4.4 Benzodiazepinen zijn verslavend. Een patiënt heeft er steeds meer van nodig wil de medicatie nog effect hebben. Ook wordt het steeds moeilijker de medicatie af te bouwen of helemaal te stoppen. Dergelijke medicatie steeds maar ophogen is dan ook niet in het belang van de patiënt. Het was daarnaast de professionele mening van de behandelend psychiater dat dergelijke medicatie klaagster op de lange termijn niet zou helpen.

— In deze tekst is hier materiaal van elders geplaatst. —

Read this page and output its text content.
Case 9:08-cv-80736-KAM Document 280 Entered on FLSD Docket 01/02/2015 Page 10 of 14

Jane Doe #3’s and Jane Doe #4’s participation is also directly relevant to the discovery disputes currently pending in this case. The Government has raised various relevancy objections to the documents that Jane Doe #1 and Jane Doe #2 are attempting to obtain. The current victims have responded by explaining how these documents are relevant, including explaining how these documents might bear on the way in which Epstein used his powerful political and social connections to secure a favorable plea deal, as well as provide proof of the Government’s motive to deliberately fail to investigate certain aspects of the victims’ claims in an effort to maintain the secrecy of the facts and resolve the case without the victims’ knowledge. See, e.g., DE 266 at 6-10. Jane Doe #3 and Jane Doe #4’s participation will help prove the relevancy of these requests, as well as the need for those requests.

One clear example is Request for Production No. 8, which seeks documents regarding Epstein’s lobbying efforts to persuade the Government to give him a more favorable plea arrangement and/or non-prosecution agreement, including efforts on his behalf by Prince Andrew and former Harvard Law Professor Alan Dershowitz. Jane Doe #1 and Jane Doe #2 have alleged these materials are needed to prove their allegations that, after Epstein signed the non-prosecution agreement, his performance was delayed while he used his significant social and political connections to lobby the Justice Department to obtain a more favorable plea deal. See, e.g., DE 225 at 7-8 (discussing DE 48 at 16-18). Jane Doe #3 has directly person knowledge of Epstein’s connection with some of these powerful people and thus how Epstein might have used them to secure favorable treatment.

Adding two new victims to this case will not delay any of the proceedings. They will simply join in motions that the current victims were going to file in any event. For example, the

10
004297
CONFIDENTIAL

De commissie heeft, nu verweerder gehandeld heeft in het belang van klaagster en conform het ingezette beleid door de behandelend psychiater, geen reden om aan te nemen dat verweerder niet zorgvuldig zou hebben gehandeld. De commissie verklaart de klacht van klaagster ongegrond.
5. DE GEVORDERDE SCHADEVERGOEDING
5.1 Klager vordert een schadevergoeding van € 5.000,00 Nu het geschil ongegrond is verklaard, komt de commissie ook niet toe aan een beoordeling van de gevorderde schade.
DE UITSPRAAK
De commissie verklaart de klacht ongegrond.
Deze beslissing is genomen door:
De xxxx xx. X. xxx xxx Xxxxx, voorzitter
Xxxxxxx xxx. X. Xxxxx-Xxxx, lid op voordracht van de Landelijke Huisartsen Vereniging/Ineen Mevrouw drs. K. Slot, lid op voordracht van de Landelijke Huisartsen Vereniging/Ineen
De xxxx xx. X. Xxxxxxxx Mevrouw drs. D.F. Bakker
bijgestaan door mw. xx. X. xxx Xxxx, ambtelijk secretaris.
Eindhoven, 5 oktober 2021 namens de commissie:
De xxxx xx. X. xxx xxx Xxxxx, voorzitter.